Gooseberries are available throughout the world and are especially popular in Europe, but are one of the lesser-known berries in the U.S., even though they're native to North America. These tart, flavorful berries are perfectly suited to making pies, cobblers, and compotes, as well as a range of other sweet treats. They are small, have a similar shape to a grape, and vary in color. Although they can be eaten out of hand, because they are tart, gooseberries are best when cooked along with sugar.
What Are Gooseberries?
Gooseberries are from the same family as currants, and range in size from half an inch to about an inch in diameter. They can have a smooth surface or a slightly fuzzy exterior, the translucent skin sometimes featuring stripes, sometimes not. The berries come in a variety of colors, including yellow, red, pink, green, and purple, and the darker the color, the sweeter the taste. The berries are sold with a "top and tail," which are the stem and the flower ends respectively, and have a center filled with small seeds.
For most of the first half of the 20th century, beginning in 1911, gooseberries were banned in the United States because they were an intermediary host of a plant disease that infected pine trees. The federal ban was lifted in 1966 with the advent of disease-resistant varieties of gooseberries, but some states, particularly in the Northeast, still restrict some or all gooseberry varieties.
Gooseberries are naturally tart, so the best ways to use them involves cooking them with added sugar to make pie fillings, jams, syrups, preserves, cobblers, jellies, and sauces.
How to Cook With Gooseberries
Before incorporating gooseberries into recipes, you need to "top-and-tail" them, which means removing the dark, tough stalk (the "top") from one end and the dried flower remains (the "tail") from the other. The stem pops off easily but the tails need to be cut off with a knife. The gooseberries then need to be washed.
The fruit is best known for gooseberry pie, which calls for green, unripe gooseberries. The berries are halved, cooked in a skillet along with some sugar and butter until the sugar dissolves, and then thickened with some type of starch, such as tapioca.
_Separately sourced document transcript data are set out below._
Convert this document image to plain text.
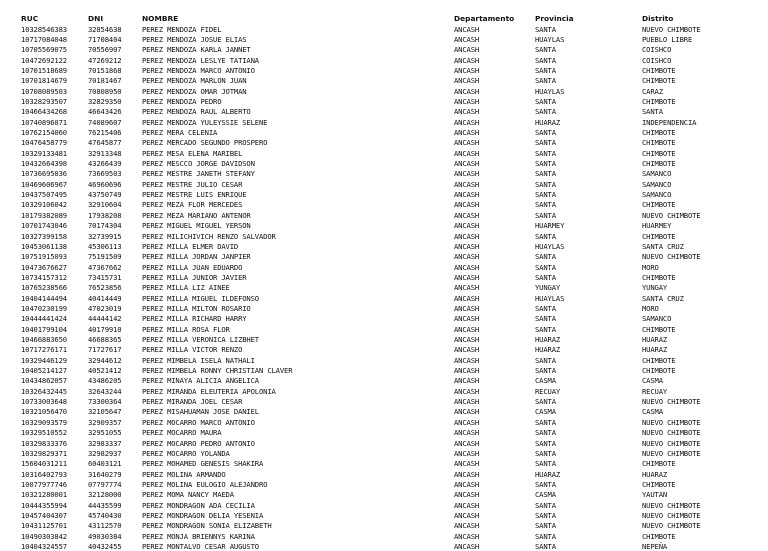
RUC	DNI	NOMBRE	Departamento	Provincia	Distrito
10328546383	32854638	PEREZ MENDOZA FIDEL	ANCASH	SANTA	NUEVO CHIMBOTE
10717084048	71708404	PEREZ MENDOZA JOSUE ELIAS	ANCASH	HUAYLAS	PUEBLO LIBRE
10705569075	70556907	PEREZ MENDOZA KARLA JANNET	ANCASH	SANTA	COISHCO
10472692122	47269212	PEREZ MENDOZA LESLYE TATIANA	ANCASH	SANTA	COISHCO
10701518689	70151868	PEREZ MENDOZA MARCO ANTONIO	ANCASH	SANTA	CHIMBOTE
10701814679	70181467	PEREZ MENDOZA MARLON JUAN	ANCASH	SANTA	CHIMBOTE
10708089503	70808950	PEREZ MENDOZA OMAR JOTMAN	ANCASH	HUAYLAS	CARAZ
10328293507	32829350	PEREZ MENDOZA PEDRO	ANCASH	SANTA	CHIMBOTE
10466434268	46643426	PEREZ MENDOZA RAUL ALBERTO	ANCASH	SANTA	SANTA
10740896071	74089607	PEREZ MENDOZA YULEYSSIE SELENE	ANCASH	HUARAZ	INDEPENDENCIA
10762154060	76215406	PEREZ MERA CELENIA	ANCASH	SANTA	CHIMBOTE
10476458779	47645877	PEREZ MERCADO SEGUNDO PROSPERO	ANCASH	SANTA	CHIMBOTE
10329133481	32913348	PEREZ MESA ELENA MARIBEL	ANCASH	SANTA	CHIMBOTE
10432664398	43266439	PEREZ MESCCO JORGE DAVIDSON	ANCASH	SANTA	CHIMBOTE
10736695036	73669503	PEREZ MESTRE JANETH STEFANY	ANCASH	SANTA	SAMANCO
10469606967	46960696	PEREZ MESTRE JULIO CESAR	ANCASH	SANTA	SAMANCO
10437507495	43750749	PEREZ MESTRE LUIS ENRIQUE	ANCASH	SANTA	SAMANCO
10329106042	32910604	PEREZ MEZA FLOR MERCEDES	ANCASH	SANTA	CHIMBOTE
10179382089	17938208	PEREZ MEZA MARIANO ANTENOR	ANCASH	SANTA	NUEVO CHIMBOTE
10701743046	70174304	PEREZ MIGUEL MIGUEL YERSON	ANCASH	HUARMEY	HUARMEY
10327399158	32739915	PEREZ MILICHIVICH RENZO SALVADOR	ANCASH	SANTA	CHIMBOTE
10453061138	45306113	PEREZ MILLA ELMER DAVID	ANCASH	HUAYLAS	SANTA CRUZ
10751915093	75191509	PEREZ MILLA JORDAN JANPIER	ANCASH	SANTA	NUEVO CHIMBOTE
10473676627	47367662	PEREZ MILLA JUAN EDUARDO	ANCASH	SANTA	MORO
10734157312	73415731	PEREZ MILLA JUNIOR JAVIER	ANCASH	SANTA	CHIMBOTE
10765238566	76523856	PEREZ MILLA LIZ AINEE	ANCASH	YUNGAY	YUNGAY
10404144494	40414449	PEREZ MILLA MIGUEL ILDEFONSO	ANCASH	HUAYLAS	SANTA CRUZ
10470230199	47023019	PEREZ MILLA MILTON ROSARIO	ANCASH	SANTA	MORO
10444441424	44444142	PEREZ MILLA RICHARD HARRY	ANCASH	SANTA	SAMANCO
10401799104	40179910	PEREZ MILLA ROSA FLOR	ANCASH	SANTA	CHIMBOTE
10466883650	46688365	PEREZ MILLA VERONICA LIZBHET	ANCASH	HUARAZ	HUARAZ
10717276171	71727617	PEREZ MILLA VICTOR RENZO	ANCASH	HUARAZ	HUARAZ
10329446129	32944612	PEREZ MIMBELA ISELA NATHALI	ANCASH	SANTA	CHIMBOTE
10405214127	40521412	PEREZ MIMBELA RONNY CHRISTIAN CLAVER	ANCASH	SANTA	CHIMBOTE
10434862057	43486205	PEREZ MINAYA ALICIA ANGELICA	ANCASH	CASMA	CASMA
10326432445	32643244	PEREZ MIRANDA ELEUTERIA APOLONIA	ANCASH	RECUAY	RECUAY
10733003648	73300364	PEREZ MIRANDA JOEL CESAR	ANCASH	SANTA	NUEVO CHIMBOTE
10321056470	32105647	PEREZ MISAHUAMAN JOSE DANIEL	ANCASH	CASMA	CASMA
10329093579	32909357	PEREZ MOCARRO MARCO ANTONIO	ANCASH	SANTA	NUEVO CHIMBOTE
10329510552	32951055	PEREZ MOCARRO MAURA	ANCASH	SANTA	NUEVO CHIMBOTE
10329833376	32983337	PEREZ MOCARRO PEDRO ANTONIO	ANCASH	SANTA	NUEVO CHIMBOTE
10329829371	32982937	PEREZ MOCARRO YOLANDA	ANCASH	SANTA	NUEVO CHIMBOTE
15604031211	60403121	PEREZ MOHAMED GENESIS SHAKIRA	ANCASH	SANTA	CHIMBOTE
10316402793	31640279	PEREZ MOLINA ARMANDO	ANCASH	HUARAZ	HUARAZ
10077977746	07797774	PEREZ MOLINA EULOGIO ALEJANDRO	ANCASH	SANTA	CHIMBOTE
10321280001	32128000	PEREZ MOMA NANCY MAEDA	ANCASH	CASMA	YAUTAN
10444355994	44435599	PEREZ MONDRAGON ADA CECILIA	ANCASH	SANTA	NUEVO CHIMBOTE
10457404307	45740430	PEREZ MONDRAGON DELIA YESENIA	ANCASH	SANTA	NUEVO CHIMBOTE
10431125701	43112570	PEREZ MONDRAGON SONIA ELIZABETH	ANCASH	SANTA	NUEVO CHIMBOTE
10490303842	49030384	PEREZ MONJA BRIENNYS KARINA	ANCASH	SANTA	CHIMBOTE
10404324557	40432455	PEREZ MONTALVO CESAR AUGUSTO	ANCASH	SANTA	NEPEÑA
Gooseberries are also a wonderful choice for making a sweet and savory chutney. The gooseberries can be combined with onions, vinegar, and various seasonings and then simmered until thick (the gooseberries release their natural pectin). Once cooled, the chutney is served with cheese and crackers or as a condiment.
What Do They Taste Like?
Gooseberries have a tart flavor, although they do sweeten somewhat as they ripen. Compared to the green gooseberries, the red and purple varieties are significantly sweeter, and they take on a winey, grapelike flavor as they ripen. In general, gooseberries taste like a sour grape, or a bit like rhubarb, which is itself highly prized in baking and desserts, but on its own is too sour for most people's palates.
Gooseberries can be baked into pies, made into chutneys, compotes, and relishes, or even juiced to make a nutritious drink.
Where to Buy Gooseberries
If you live in a state with no restrictions on gooseberries, you can find them at farmers' markets or possibly at the supermarket. Gooseberries may also be found in Indian grocers, where they are known as amla, in the produce and freezer sections. The gooseberry season runs from May until August, with the peak coming during the month of July.
You may come across canned gooseberries, as well as gooseberry pie filling and syrup, which will contain added sugar.
Fresh gooseberries will keep for up to three weeks in a covered container in the refrigerator. You can also freeze them. The best method is to spread them out on a sheet pan and freeze; once frozen, place them in a plastic freezer bag and store for up to 12 months.